The wood contains both burl and fiddle back figure. The figure in this piece of wood is shallow. Back side of the piece has almost no figure. I turned the bowl so that the figure was on the bottom and as I hollowed out the inside of the bowl the figure was exposed.
The bowl is green and is rough turned to about 1 inch thick, 8 to 10 days in the dryer and it will be ready to finish.
I think she is going want her wood back.
Tuesday, April 11, 2017
Spalted wood is partially decayed wood, that changes color as it decays. The wood fiber is still sound and can be used is a variety of projects, the decaying stops when the wood moisture content is below 20%.
This is a slab of Oregon Myrtlewood. Spalted Myrtlewood produces colors that range from cream to black with shades of green, red, orange and brown; in various shapes and streaks.
The spalting process can produce some very dramatic colors and patterns.
Remember that spalting is decay which is the wood tissue breaking down because of the interaction with fungus. It is always prudent to wear a breathing mask when working (sanding) spalted wood. Some people have an allergic reaction to spalted wood.
Monday, April 3, 2017
Curly Redwood (Sequoia sempervirens).
I have several of these Redwood planks lying around the shop; for years. They are two inches thick and range from 12 to 14 inches wide. Being shut in for the weekend I decided to turn a couple of platters. I started with a face plate; turned the back and bottom and do all the sanding because your won't be able to go back. Then I used a 6 inch vacuum cup to hold the platter and finished the inside.
Side view, they are only about 1 3/4 inches thick.

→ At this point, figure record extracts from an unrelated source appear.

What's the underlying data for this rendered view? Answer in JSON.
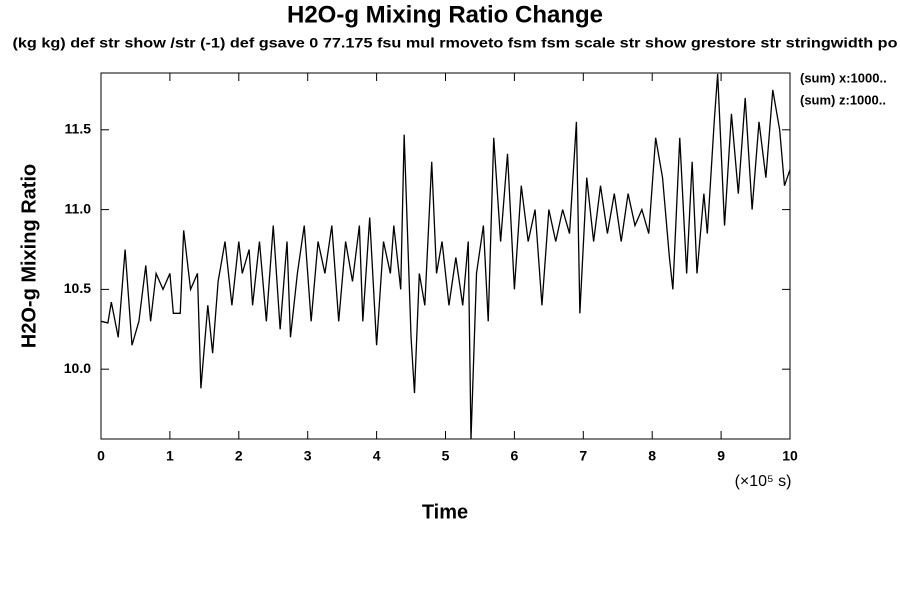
{
  "chart_data": {
    "type": "line",
    "title": "H2O-g Mixing Ratio Change",
    "subtitle": "(kg kg) def str show /str (-1) def gsave 0 77.175 fsu mul rmoveto fsm fsm scale str show grestore str stringwidth po",
    "ylabel": "H2O-g Mixing Ratio",
    "xlabel": "Time",
    "xunit": "(×10⁵ s)",
    "annotations": [
      "(sum) x:1000..",
      "(sum) z:1000.."
    ],
    "x": [
      0.0,
      0.1,
      0.15,
      0.25,
      0.35,
      0.45,
      0.55,
      0.65,
      0.72,
      0.8,
      0.9,
      1.0,
      1.05,
      1.15,
      1.2,
      1.3,
      1.4,
      1.45,
      1.55,
      1.62,
      1.7,
      1.8,
      1.9,
      2.0,
      2.05,
      2.15,
      2.2,
      2.3,
      2.4,
      2.5,
      2.6,
      2.7,
      2.75,
      2.85,
      2.95,
      3.05,
      3.15,
      3.25,
      3.35,
      3.45,
      3.55,
      3.65,
      3.75,
      3.8,
      3.9,
      4.0,
      4.1,
      4.2,
      4.25,
      4.35,
      4.4,
      4.5,
      4.55,
      4.62,
      4.7,
      4.8,
      4.87,
      4.95,
      5.05,
      5.15,
      5.25,
      5.33,
      5.37,
      5.45,
      5.55,
      5.62,
      5.7,
      5.8,
      5.9,
      6.0,
      6.1,
      6.2,
      6.3,
      6.4,
      6.5,
      6.6,
      6.7,
      6.8,
      6.9,
      6.95,
      7.05,
      7.15,
      7.25,
      7.35,
      7.45,
      7.55,
      7.65,
      7.75,
      7.85,
      7.95,
      8.05,
      8.15,
      8.25,
      8.3,
      8.4,
      8.5,
      8.58,
      8.65,
      8.75,
      8.8,
      8.9,
      8.95,
      9.05,
      9.15,
      9.25,
      9.35,
      9.45,
      9.55,
      9.65,
      9.75,
      9.85,
      9.92,
      10.0
    ],
    "series": [
      {
        "name": "H2O-g",
        "color": "#000000",
        "values": [
          10.3,
          10.29,
          10.42,
          10.2,
          10.75,
          10.15,
          10.3,
          10.65,
          10.3,
          10.6,
          10.5,
          10.6,
          10.35,
          10.35,
          10.87,
          10.5,
          10.6,
          9.88,
          10.4,
          10.1,
          10.55,
          10.8,
          10.4,
          10.8,
          10.6,
          10.75,
          10.4,
          10.8,
          10.3,
          10.9,
          10.25,
          10.8,
          10.2,
          10.6,
          10.9,
          10.3,
          10.8,
          10.6,
          10.9,
          10.3,
          10.8,
          10.55,
          10.9,
          10.3,
          10.95,
          10.15,
          10.8,
          10.6,
          10.9,
          10.5,
          11.47,
          10.2,
          9.85,
          10.6,
          10.4,
          11.3,
          10.6,
          10.8,
          10.4,
          10.7,
          10.4,
          10.8,
          9.56,
          10.6,
          10.9,
          10.3,
          11.45,
          10.8,
          11.35,
          10.5,
          11.15,
          10.8,
          11.0,
          10.4,
          11.0,
          10.8,
          11.0,
          10.85,
          11.55,
          10.35,
          11.2,
          10.8,
          11.15,
          10.85,
          11.1,
          10.8,
          11.1,
          10.9,
          11.0,
          10.85,
          11.45,
          11.2,
          10.7,
          10.5,
          11.45,
          10.6,
          11.3,
          10.6,
          11.1,
          10.85,
          11.55,
          11.85,
          10.9,
          11.6,
          11.1,
          11.7,
          11.0,
          11.55,
          11.2,
          11.75,
          11.5,
          11.15,
          11.25
        ]
      }
    ],
    "xlim": [
      0,
      10
    ],
    "xticks": [
      0,
      1,
      2,
      3,
      4,
      5,
      6,
      7,
      8,
      9,
      10
    ],
    "ylim": [
      9.5625,
      11.856
    ],
    "yticks": [
      {
        "value": 10,
        "label": "10.0"
      },
      10.5,
      {
        "value": 11,
        "label": "11.0"
      },
      11.5
    ],
    "grid": false
  }
}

Redwood varies in color from dark red / brown to an light brown as you seen in the photo. I alway start with a heavy coat of spar varnish; apply heavy and wipe off after a few minutes it seals the wood and brings out color and depth.
Anybody have any wood they want to trade?
Monday, March 27, 2017
Pacific Madrone Burl (Arbutus menziesii). This was in my Father's shop and when he passed in 2008, it came to my shop shortly thereafter and I have been moving it around my shop to different places. Only because it was from my Dad's shop kept me from throwing it away.
Thursday, March 23, 2017
This is my Bowl Gouge, it has an 60 degree angle; which is often referred to as an Ellsworth Grind. I have reshaped the profile a dozen times so that it fits my woodturning techniques.
Once you arrive at the desired profile it's important to replicate the same profile each time you sharpen the chisel. The least amount of material you remove during the sharpening process the longer your tool will last.
I use a Tormek Super Grind and since I purchased this system several other sharpening systems have entered the marketplace, not sure which is best but this is what I have and I like the various jigs for the different angles and profiles.
I use a 2 1/2 inch distance between the grinding wheel and the jig. I set up a little gauge so I can set up quickly and at the same distance each time I sharpen the tool.
Use a felt marker and color the profile.
Adjust the tool rest to fit the profile and rotate the grinding wheel against the tool by hand.
If the jig and tool rest are adjusted correctly, the felt marker will be remove from top to bottom of the profile.
Three or four pass's accross the grinding wheel, the gouge will be sharp and you will have replicated the previous profile. This technique will work on any tool.